I started to sing a bit of a whale song saying 'come on, come on' im not a singer! But it felt so soothing and calming in between surges and like I was passing the reassurance on to the baby. Fiona the midwife arrived at 7.50pm just as I started to roar my way through a surge. I heard her make an immediate phone call to the second midwife who must attend as the baby is born, and told her to come immediately which made me feel really strong. Finally I could get in the pool which was a true oh my god! Moment….
The warm water changed the sensation enough to relax my body and mind as the waves of the surges rolled through me. My affirmation was my anchor, the surges are me not bigger than me and at this point Tom was there to fill in the gaps. He told me Relax Surrender it's time to let go...
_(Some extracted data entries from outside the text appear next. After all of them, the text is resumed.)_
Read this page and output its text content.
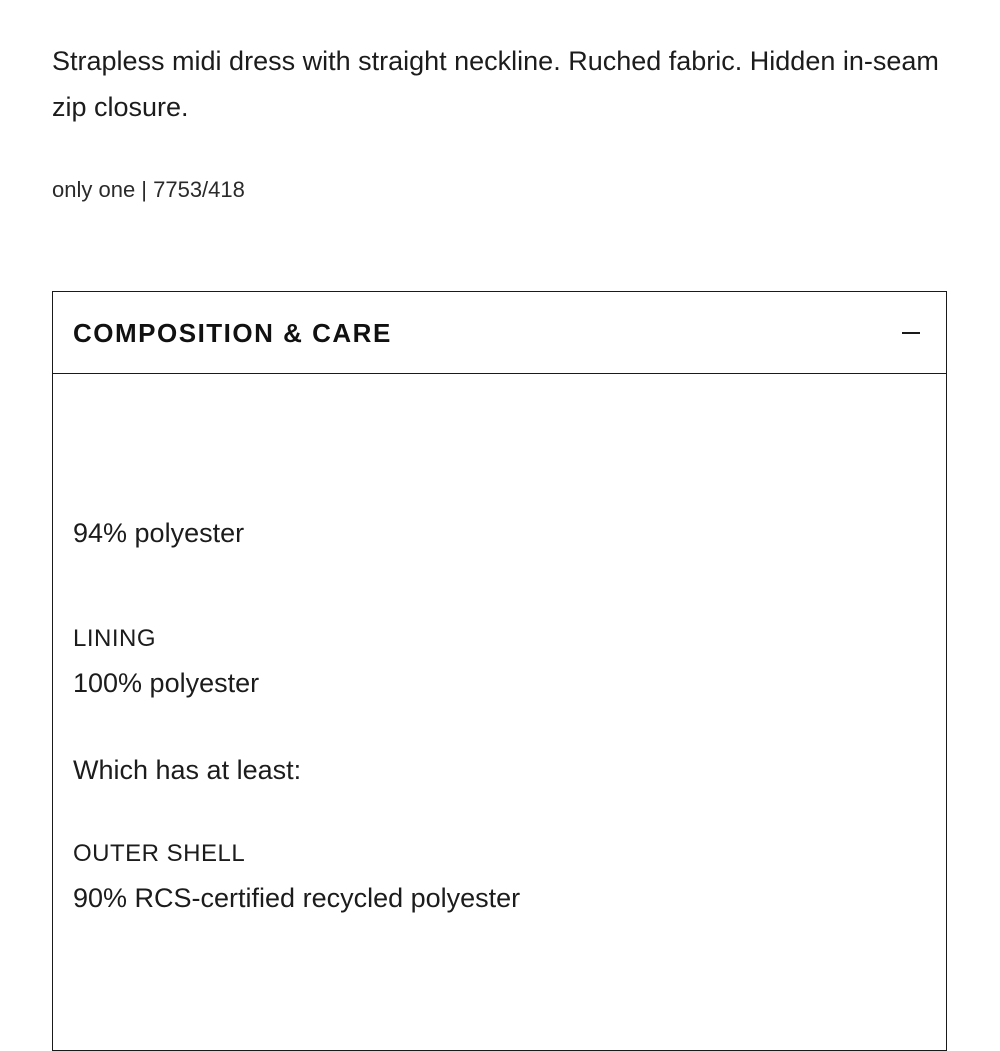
Strapless midi dress with straight neckline. Ruched fabric. Hidden in-seam zip closure.

only one | 7753/418

COMPOSITION & CARE

94% polyester

LINING

100% polyester

Which has at least:

OUTER SHELL

90% RCS-certified recycled polyester
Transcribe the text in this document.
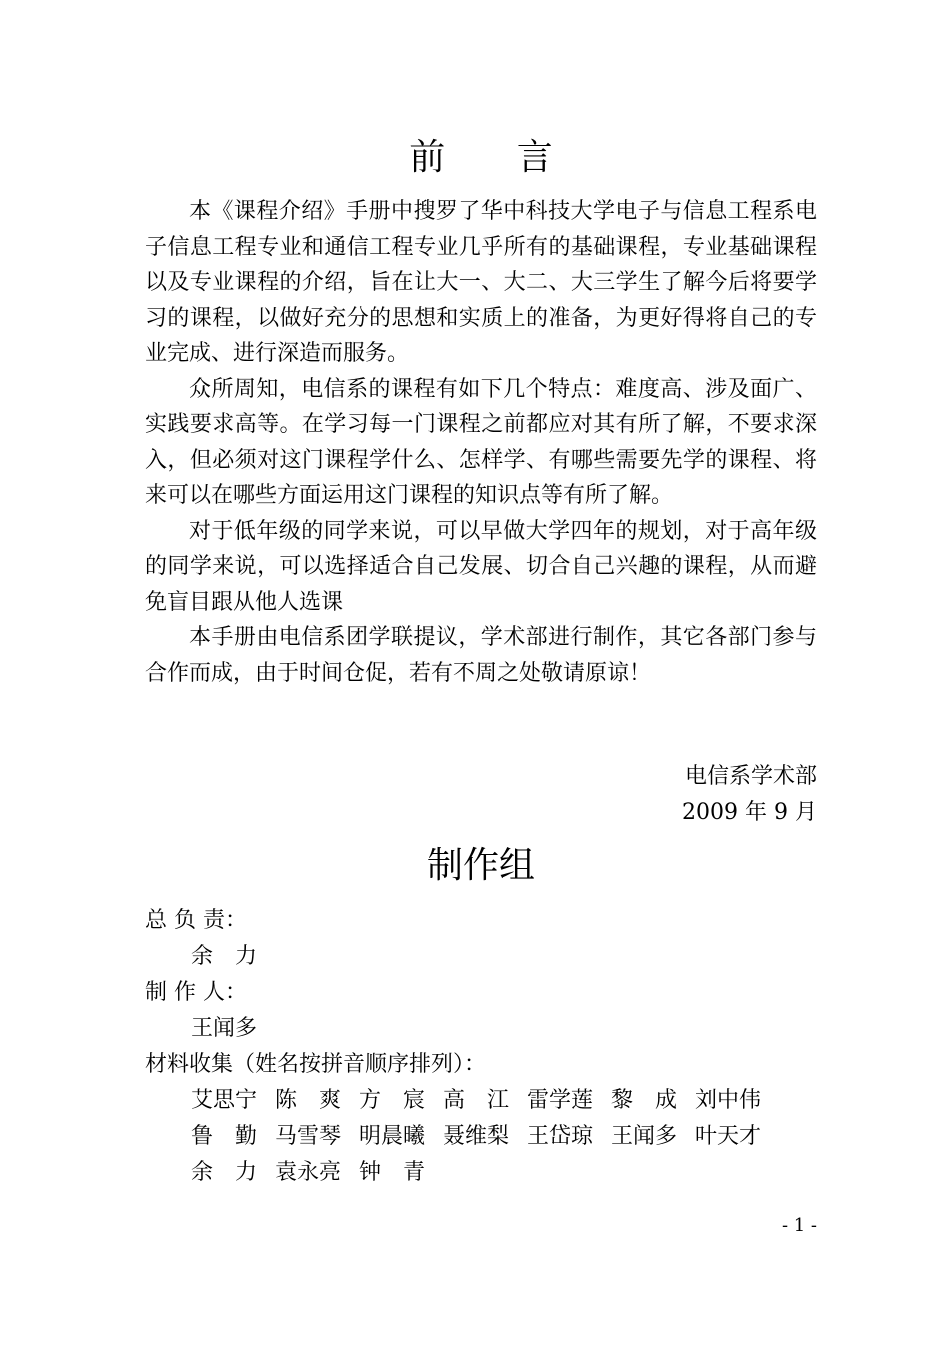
前 言

本《课程介绍》手册中搜罗了华中科技大学电子与信息工程系电子信息工程专业和通信工程专业几乎所有的基础课程，专业基础课程以及专业课程的介绍，旨在让大一、大二、大三学生了解今后将要学习的课程，以做好充分的思想和实质上的准备，为更好得将自己的专业完成、进行深造而服务。

众所周知，电信系的课程有如下几个特点：难度高、涉及面广、实践要求高等。在学习每一门课程之前都应对其有所了解，不要求深入，但必须对这门课程学什么、怎样学、有哪些需要先学的课程、将来可以在哪些方面运用这门课程的知识点等有所了解。

对于低年级的同学来说，可以早做大学四年的规划，对于高年级的同学来说，可以选择适合自己发展、切合自己兴趣的课程，从而避免盲目跟从他人选课

本手册由电信系团学联提议，学术部进行制作，其它各部门参与合作而成，由于时间仓促，若有不周之处敬请原谅！

电信系学术部
2009 年 9 月
制作组
总 负 责：
余　力
制 作 人：
王闻多
材料收集（姓名按拼音顺序排列）：
艾思宁 陈　爽 方　宸 高　江 雷学莲 黎　成 刘中伟
鲁　勤 马雪琴 明晨曦 聂维梨 王岱琼 王闻多 叶天才
余　力 袁永亮 钟　青
- 1 -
His words made all the difference and with that Fiona started to explain that with the next surge I would feel a burning sensation and this would be babies head. I reached down to feel the tiny head of thick hair and with a final surge and a rotation from the baby she was out slowly into the water. I held her there as she gazed up at us arms out stretched and alert in a beautiful underwater limbo land between birth and womb.
As she came up into my arms she was so peaceful and calm, we needed reassurance that she was breathing as she didn't bother with the distinctive newborn cry, just made a few whimpers! Time stood still and I couldn't take my eyes of her... perfect x
Unfortunately I had torn and was brought out of the pool eagerly by the midwives so that they could assess what needed to happen but they did it so thoughtfully so as not to disturb skin to skin or bonding with dad too. They diagnosed a 3rd degree tear which meant I needed to be seen in hospital but they consulted me and talked me through every decision we were jointly making so that I felt in control and perfectly happy.
Transfer was easier by ambulance and the midwives were happy for me to continue with uninterrupted skin to skin, tucking her in to my dressing gown rather than taking her off me or getting her dressed. So although a nights stay and an operation saw a strange 2nd side to my beautiful blissful labour, every move was made with me in mind and kept us all calm & relaxed.